William Lazonick, Economics, Economic and Social Development of Regions; Center for Industrial Competitiveness
Professor, Co-director
Educational Background
Ph.D. in Economics, Harvard University; Institut Universitaire de Hautes Etudes Internationales, Geneva; M.Sc. Economics, London School of Economics; Bachelor of Commerce, University of Toronto
Biosketch
William Lazonick is a professor at the University of Massachusetts Lowell and a director of the UMass Lowell Center for Industrial Competitiveness. He is also affiliated with the CNRS Groupe de Recherche en Economie Theorique et Appliquee, Universite Montesquieu Bordeaux IV, where he is engaged in collaborative research on finance, innovation, and growth, funded primarily by the European Commission. He is directing an international project on financial instiutions for innovation and development, funded by the Ford Foundation, with a focus on the United States, Japan, and China. He is also collaborating on research projects based in Britain, France, Germany, Ireland, Sweden, and the United States.
Previously, Lazonick was Assistant and Associate Professor of Economics at Harvard University (1975-1984), Professor of Economics at Barnard College of Columbia University (1985-1993), and Visiting Scholar and then Distinguished Research Professor at INSEAD (1996-2007). He has also been on the faculties of University of Toronto (1982-1983), Harvard Business School (1984-1986), and University of Tokyo (1996-1997), and was a visiting member of the Institute for Advanced Study in Princeton (1989-1990).

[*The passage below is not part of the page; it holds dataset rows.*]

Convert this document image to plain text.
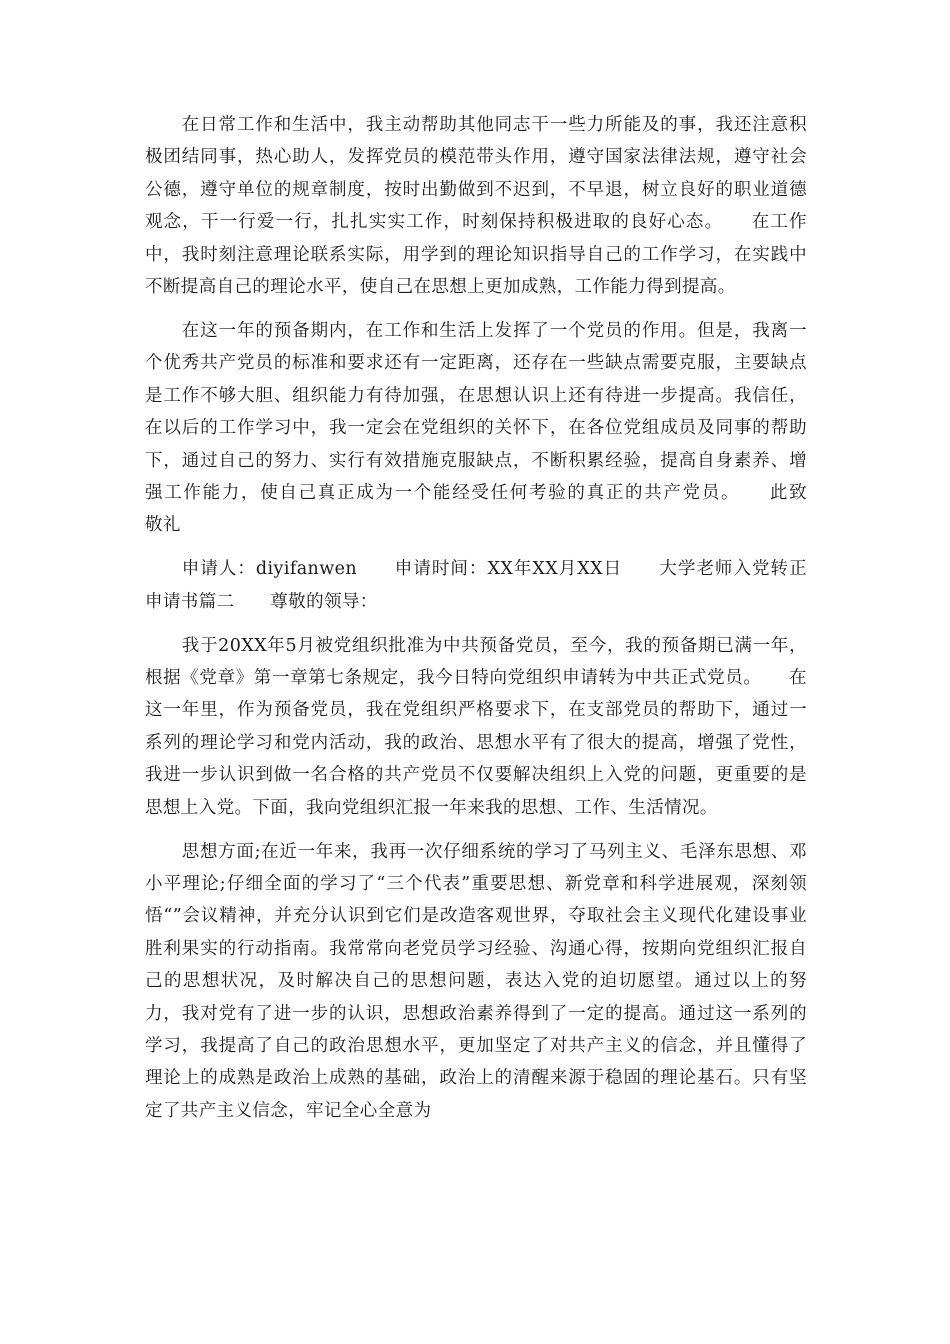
在日常工作和生活中，我主动帮助其他同志干一些力所能及的事，我还注意积极团结同事，热心助人，发挥党员的模范带头作用，遵守国家法律法规，遵守社会公德，遵守单位的规章制度，按时出勤做到不迟到，不早退，树立良好的职业道德观念，干一行爱一行，扎扎实实工作，时刻保持积极进取的良好心态。　　在工作中，我时刻注意理论联系实际，用学到的理论知识指导自己的工作学习，在实践中不断提高自己的理论水平，使自己在思想上更加成熟，工作能力得到提高。

在这一年的预备期内，在工作和生活上发挥了一个党员的作用。但是，我离一个优秀共产党员的标准和要求还有一定距离，还存在一些缺点需要克服，主要缺点是工作不够大胆、组织能力有待加强，在思想认识上还有待进一步提高。我信任，在以后的工作学习中，我一定会在党组织的关怀下，在各位党组成员及同事的帮助下，通过自己的努力、实行有效措施克服缺点，不断积累经验，提高自身素养、增强工作能力，使自己真正成为一个能经受任何考验的真正的共产党员。　　此致　　敬礼

申请人：diyifanwen　　申请时间：XX年XX月XX日　　大学老师入党转正申请书篇二　　尊敬的领导：

我于20XX年5月被党组织批准为中共预备党员，至今，我的预备期已满一年，根据《党章》第一章第七条规定，我今日特向党组织申请转为中共正式党员。　　在这一年里，作为预备党员，我在党组织严格要求下，在支部党员的帮助下，通过一系列的理论学习和党内活动，我的政治、思想水平有了很大的提高，增强了党性，我进一步认识到做一名合格的共产党员不仅要解决组织上入党的问题，更重要的是思想上入党。下面，我向党组织汇报一年来我的思想、工作、生活情况。

思想方面;在近一年来，我再一次仔细系统的学习了马列主义、毛泽东思想、邓小平理论;仔细全面的学习了“三个代表”重要思想、新党章和科学进展观，深刻领悟“”会议精神，并充分认识到它们是改造客观世界，夺取社会主义现代化建设事业胜利果实的行动指南。我常常向老党员学习经验、沟通心得，按期向党组织汇报自己的思想状况，及时解决自己的思想问题，表达入党的迫切愿望。通过以上的努力，我对党有了进一步的认识，思想政治素养得到了一定的提高。通过这一系列的学习，我提高了自己的政治思想水平，更加坚定了对共产主义的信念，并且懂得了理论上的成熟是政治上成熟的基础，政治上的清醒来源于稳固的理论基石。只有坚定了共产主义信念，牢记全心全意为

In 1991 Professor Lazonick was the first economist to serve as president of the Business History Conference, the main professional association of business historians in the United States. His work through the early 1990s was the subject of a chapter in the volume, American Economists of the Late Twentieth Century (Elgar, 1996). He was the youngest of 36 economists selected worldwide to write an autobiographical essay in "Exemplary Economists" (Elgar 2000). He is the author or editor of twelve books including "Competitive Advantage on the Shop Floor" (Harvard University Press, 1990), and "Business Organization and the Myth of the Market Economy" (Cambridge University Press, 1991), and some 100 articles. His latest book, "Sustainable Prosperity in the New Economy? Business Organization and High Tech Employment in the United States" (Upjohn Institute for Employment Research, 2009) has been awarded the 2010 Schumpeter Prize by the International Schumpeter Society [1]. Next year Oxford University will publish his book, "Management Innovation: Essays in the Spirit of Alfred D. Chandler Jr.", co-edited with David J. Teece.

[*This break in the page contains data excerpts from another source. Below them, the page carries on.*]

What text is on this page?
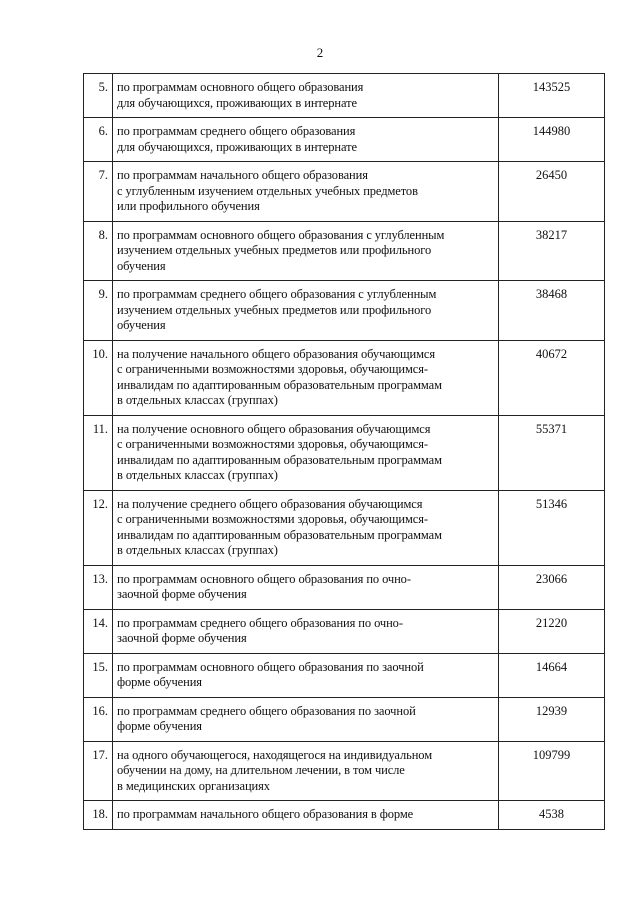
2
5.	по программам основного общего образования
для обучающихся, проживающих в интернате	143525
6.	по программам среднего общего образования
для обучающихся, проживающих в интернате	144980
7.	по программам начального общего образования
с углубленным изучением отдельных учебных предметов
или профильного обучения	26450
8.	по программам основного общего образования с углубленным
изучением отдельных учебных предметов или профильного
обучения	38217
9.	по программам среднего общего образования с углубленным
изучением отдельных учебных предметов или профильного
обучения	38468
10.	на получение начального общего образования обучающимся
с ограниченными возможностями здоровья, обучающимся-
инвалидам по адаптированным образовательным программам
в отдельных классах (группах)	40672
11.	на получение основного общего образования обучающимся
с ограниченными возможностями здоровья, обучающимся-
инвалидам по адаптированным образовательным программам
в отдельных классах (группах)	55371
12.	на получение среднего общего образования обучающимся
с ограниченными возможностями здоровья, обучающимся-
инвалидам по адаптированным образовательным программам
в отдельных классах (группах)	51346
13.	по программам основного общего образования по очно-
заочной форме обучения	23066
14.	по программам среднего общего образования по очно-
заочной форме обучения	21220
15.	по программам основного общего образования по заочной
форме обучения	14664
16.	по программам среднего общего образования по заочной
форме обучения	12939
17.	на одного обучающегося, находящегося на индивидуальном
обучении на дому, на длительном лечении, в том числе
в медицинских организациях	109799
18.	по программам начального общего образования в форме	4538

Media articles based on his research on the impacts of stock buy-backs and executive compensation on innovation and job creation have appeared in The Financial Times [2], The Observer [3], Business Week [4], Globe and Mail [5,5], USA Today [6], and Huffington Post [7,7], as well as many foreign-language newspapers.
In recent years, much of his work has been translated into Chinese, among a number of other foreign languages. He is regularly invited to speak at academic conferences, research institutes, universities, government agencies, and corporate associations thoughout the world.
Professor Lazonick holds a Bachelors of Commerce from the University of Toronto (1968), a Master of Science degree in economics from the London school of Economics (1969), and a Doctor of Philosophy degree in economics from Harvard University (1975). In 1991 Uppsala University awarded him an honorary doctorate for his work on the theory and history of economic development.